At the same time, there is probably a strong contingent of people who claim that Rush came about in one of the worst eras for modern music. Even though artists like the Canadian icons helped open doors for what could be done in rock and roll, the whole point behind punk rock was to stomp out bands like Yes that had turned the genre into scale exercises rather than actual songs.
And it’s not like Rush didn’t fall into that camp from time to time. They still had their knockout singles like ‘Freewill’ and ‘Tom Sawyer’, but looking through their back catalogue, it takes a strong amount of patience to get through a song like ‘The Fountain of Lamneth’, only for the song to be a goofy medieval tale about someone looking for a legendary fountain and realising that he’s wasted his life.

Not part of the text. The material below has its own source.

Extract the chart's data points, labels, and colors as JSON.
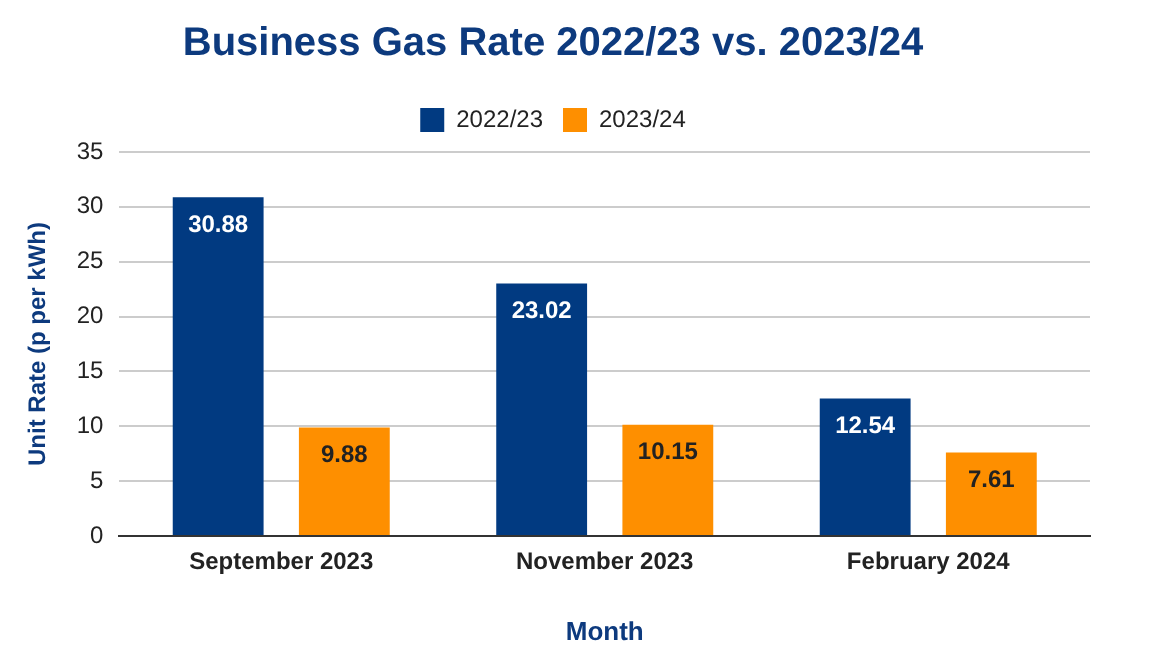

Punk rock may have wiped out that brand of rock and roll, but there was such a thing as going too far the other way, and most fans of Rush wanted nothing to do with disco. Considering everything revolved around the guitar, hearing everything have the same danceable groove on the charts was going to do nothing for someone who would gladly change the beat around three or four times within the span of one song.

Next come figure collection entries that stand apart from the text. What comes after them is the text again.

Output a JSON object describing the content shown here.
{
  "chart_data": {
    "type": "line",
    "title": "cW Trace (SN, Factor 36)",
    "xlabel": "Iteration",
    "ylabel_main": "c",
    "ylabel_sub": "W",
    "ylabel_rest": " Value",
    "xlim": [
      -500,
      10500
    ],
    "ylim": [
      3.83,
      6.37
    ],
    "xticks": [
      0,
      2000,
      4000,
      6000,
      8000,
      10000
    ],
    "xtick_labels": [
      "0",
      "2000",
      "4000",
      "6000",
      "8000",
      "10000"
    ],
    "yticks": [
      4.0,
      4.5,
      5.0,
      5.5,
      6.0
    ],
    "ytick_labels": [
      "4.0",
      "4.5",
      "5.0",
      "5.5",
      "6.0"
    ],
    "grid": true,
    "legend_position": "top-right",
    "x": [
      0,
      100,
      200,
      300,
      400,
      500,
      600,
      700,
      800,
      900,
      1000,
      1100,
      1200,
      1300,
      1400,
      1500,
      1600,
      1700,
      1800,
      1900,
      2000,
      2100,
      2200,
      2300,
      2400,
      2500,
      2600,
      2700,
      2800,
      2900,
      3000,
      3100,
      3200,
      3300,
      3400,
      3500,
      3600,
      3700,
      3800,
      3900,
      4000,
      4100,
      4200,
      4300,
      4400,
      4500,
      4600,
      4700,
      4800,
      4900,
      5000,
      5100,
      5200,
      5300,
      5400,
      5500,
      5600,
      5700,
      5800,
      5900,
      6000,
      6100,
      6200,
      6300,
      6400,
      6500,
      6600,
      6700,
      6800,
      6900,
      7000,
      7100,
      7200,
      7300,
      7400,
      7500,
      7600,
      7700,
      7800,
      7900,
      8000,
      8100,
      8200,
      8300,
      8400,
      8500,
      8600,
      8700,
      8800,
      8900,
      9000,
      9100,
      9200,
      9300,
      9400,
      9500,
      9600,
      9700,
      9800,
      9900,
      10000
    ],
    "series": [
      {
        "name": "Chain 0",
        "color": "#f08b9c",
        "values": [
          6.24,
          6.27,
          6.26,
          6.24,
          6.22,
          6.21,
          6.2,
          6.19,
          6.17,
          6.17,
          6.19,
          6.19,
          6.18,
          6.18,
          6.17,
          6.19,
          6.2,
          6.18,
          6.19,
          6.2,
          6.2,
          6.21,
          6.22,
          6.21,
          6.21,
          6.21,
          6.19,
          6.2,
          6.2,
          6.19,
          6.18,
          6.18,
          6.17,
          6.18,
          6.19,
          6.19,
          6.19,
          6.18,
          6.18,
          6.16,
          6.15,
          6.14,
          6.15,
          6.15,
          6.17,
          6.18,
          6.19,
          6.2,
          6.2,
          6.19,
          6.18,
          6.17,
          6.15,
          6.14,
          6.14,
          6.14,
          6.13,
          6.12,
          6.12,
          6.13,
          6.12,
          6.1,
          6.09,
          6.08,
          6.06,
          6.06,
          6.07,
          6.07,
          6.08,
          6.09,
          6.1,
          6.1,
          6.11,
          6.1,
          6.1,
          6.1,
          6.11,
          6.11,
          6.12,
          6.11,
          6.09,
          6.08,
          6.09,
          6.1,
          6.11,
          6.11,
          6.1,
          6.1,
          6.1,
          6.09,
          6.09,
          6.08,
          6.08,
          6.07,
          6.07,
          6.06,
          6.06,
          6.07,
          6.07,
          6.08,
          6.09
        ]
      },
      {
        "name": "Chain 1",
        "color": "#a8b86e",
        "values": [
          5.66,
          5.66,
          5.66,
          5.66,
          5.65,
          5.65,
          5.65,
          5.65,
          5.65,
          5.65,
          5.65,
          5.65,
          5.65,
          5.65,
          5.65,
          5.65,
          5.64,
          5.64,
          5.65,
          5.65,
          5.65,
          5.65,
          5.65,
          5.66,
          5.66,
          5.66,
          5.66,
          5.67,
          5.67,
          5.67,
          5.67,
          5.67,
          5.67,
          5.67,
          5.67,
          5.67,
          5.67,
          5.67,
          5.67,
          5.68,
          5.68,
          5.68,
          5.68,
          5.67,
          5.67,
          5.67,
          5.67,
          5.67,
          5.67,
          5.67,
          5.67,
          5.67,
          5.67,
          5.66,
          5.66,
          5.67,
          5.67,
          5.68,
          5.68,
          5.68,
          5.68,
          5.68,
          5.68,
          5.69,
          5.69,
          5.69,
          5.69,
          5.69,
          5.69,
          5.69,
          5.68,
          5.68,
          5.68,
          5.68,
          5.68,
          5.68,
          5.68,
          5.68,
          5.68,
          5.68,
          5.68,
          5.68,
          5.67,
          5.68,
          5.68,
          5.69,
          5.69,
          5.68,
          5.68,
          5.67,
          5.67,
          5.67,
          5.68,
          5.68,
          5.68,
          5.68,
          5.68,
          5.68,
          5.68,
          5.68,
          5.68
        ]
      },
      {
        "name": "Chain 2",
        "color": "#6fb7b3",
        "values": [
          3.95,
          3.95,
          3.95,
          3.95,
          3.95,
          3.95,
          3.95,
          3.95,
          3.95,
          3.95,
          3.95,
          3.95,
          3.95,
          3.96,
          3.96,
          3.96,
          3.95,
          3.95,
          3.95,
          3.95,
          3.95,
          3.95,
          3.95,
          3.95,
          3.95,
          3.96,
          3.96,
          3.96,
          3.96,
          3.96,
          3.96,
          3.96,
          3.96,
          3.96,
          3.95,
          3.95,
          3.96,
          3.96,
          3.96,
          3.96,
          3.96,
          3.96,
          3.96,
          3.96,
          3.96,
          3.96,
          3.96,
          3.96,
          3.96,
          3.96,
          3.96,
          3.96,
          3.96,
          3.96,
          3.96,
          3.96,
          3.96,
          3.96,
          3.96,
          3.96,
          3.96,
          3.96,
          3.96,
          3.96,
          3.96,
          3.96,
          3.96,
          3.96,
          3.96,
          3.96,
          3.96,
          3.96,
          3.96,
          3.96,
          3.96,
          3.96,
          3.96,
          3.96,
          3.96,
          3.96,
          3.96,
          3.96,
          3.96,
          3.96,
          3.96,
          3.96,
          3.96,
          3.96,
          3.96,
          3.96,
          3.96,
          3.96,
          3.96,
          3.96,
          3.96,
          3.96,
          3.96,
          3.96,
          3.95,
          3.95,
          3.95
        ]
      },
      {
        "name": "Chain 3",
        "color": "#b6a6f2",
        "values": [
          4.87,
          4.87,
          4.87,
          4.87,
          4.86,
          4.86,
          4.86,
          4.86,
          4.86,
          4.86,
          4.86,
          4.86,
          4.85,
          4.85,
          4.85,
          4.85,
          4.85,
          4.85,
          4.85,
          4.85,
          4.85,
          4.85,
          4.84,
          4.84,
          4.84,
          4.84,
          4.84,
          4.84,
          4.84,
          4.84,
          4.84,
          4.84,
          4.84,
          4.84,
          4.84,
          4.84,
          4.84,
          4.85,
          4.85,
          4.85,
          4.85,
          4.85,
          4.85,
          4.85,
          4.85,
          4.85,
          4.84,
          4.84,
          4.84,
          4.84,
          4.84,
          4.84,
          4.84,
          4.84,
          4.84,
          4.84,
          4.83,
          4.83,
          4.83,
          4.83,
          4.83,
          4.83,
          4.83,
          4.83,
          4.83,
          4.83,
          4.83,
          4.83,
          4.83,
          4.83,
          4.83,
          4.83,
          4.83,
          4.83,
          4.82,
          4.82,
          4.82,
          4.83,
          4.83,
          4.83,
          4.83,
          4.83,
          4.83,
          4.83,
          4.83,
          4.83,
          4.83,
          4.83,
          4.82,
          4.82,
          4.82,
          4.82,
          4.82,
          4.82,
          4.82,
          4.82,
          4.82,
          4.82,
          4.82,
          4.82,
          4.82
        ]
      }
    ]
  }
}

Then again, there was more to the story than strictly not liking the music. Although punk rockers like Blondie did manage to toe the line between disco and punk on ‘Rapture’ and ‘Heart of Glass’, there were more than a few undercurrents of racism and homophobia as well, culminating in one of the ugliest nights in music history where a bunch of merry dumbasses set a ballpark on fire in the name of musical hatred.
Those fires have since quelled over the years, but that didn’t necessarily change Lee’s opinion of the genre when getting inducted with Donna Summer, saying, “ This brings back memories of a terrible period of music to me. We were hardcore rockers, and disco was so counter to that. The divide was stark back then between disco and rock.”

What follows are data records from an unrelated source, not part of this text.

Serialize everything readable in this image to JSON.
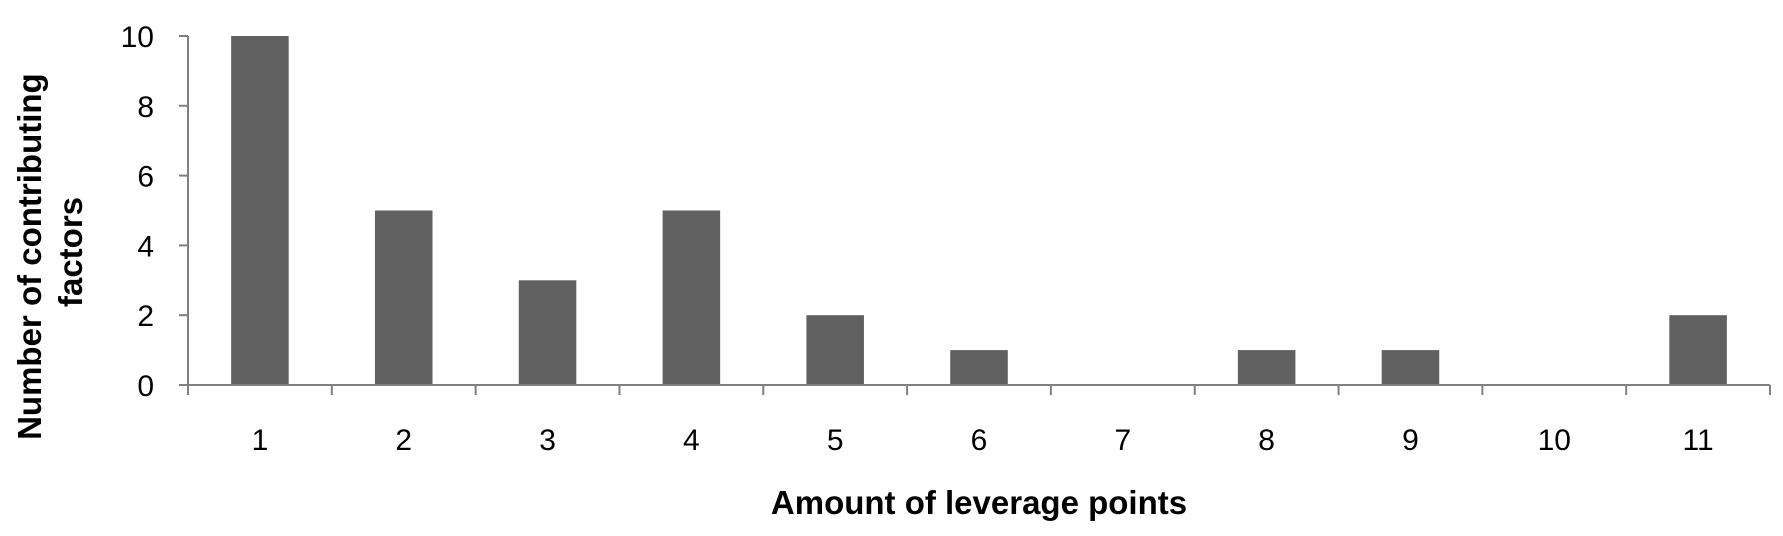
{
  "chart_data": {
    "type": "bar",
    "categories": [
      "1",
      "2",
      "3",
      "4",
      "5",
      "6",
      "7",
      "8",
      "9",
      "10",
      "11"
    ],
    "values": [
      10,
      5,
      3,
      5,
      2,
      1,
      0,
      1,
      1,
      0,
      2
    ],
    "title": "",
    "xlabel": "Amount of leverage points",
    "ylabel_lines": [
      "Number of contributing",
      "factors"
    ],
    "ylim": [
      0,
      10
    ],
    "yticks": [
      "0",
      "2",
      "4",
      "6",
      "8",
      "10"
    ],
    "grid": false,
    "legend": "none",
    "bar_color": "#606060",
    "axis_color": "#808080"
  }
}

Still, there were certain similarities between disco and prog that most people took for granted. For all of those claiming that disco was amateur fluff by DJs, hearing the layers of production on a song like ‘I Feel Love’ is the same mentality that progressive musicians had, only with multiple solo sections instead of that hypnotic groove.
For Lee, though, disco and Rush were a part of two separate ideologies. Even when the Canadian icons eventually unpacked their synthesisers, hearing them take a stab at modern music was still their attempt at pushing forward rather than catering to what the public wanted from them.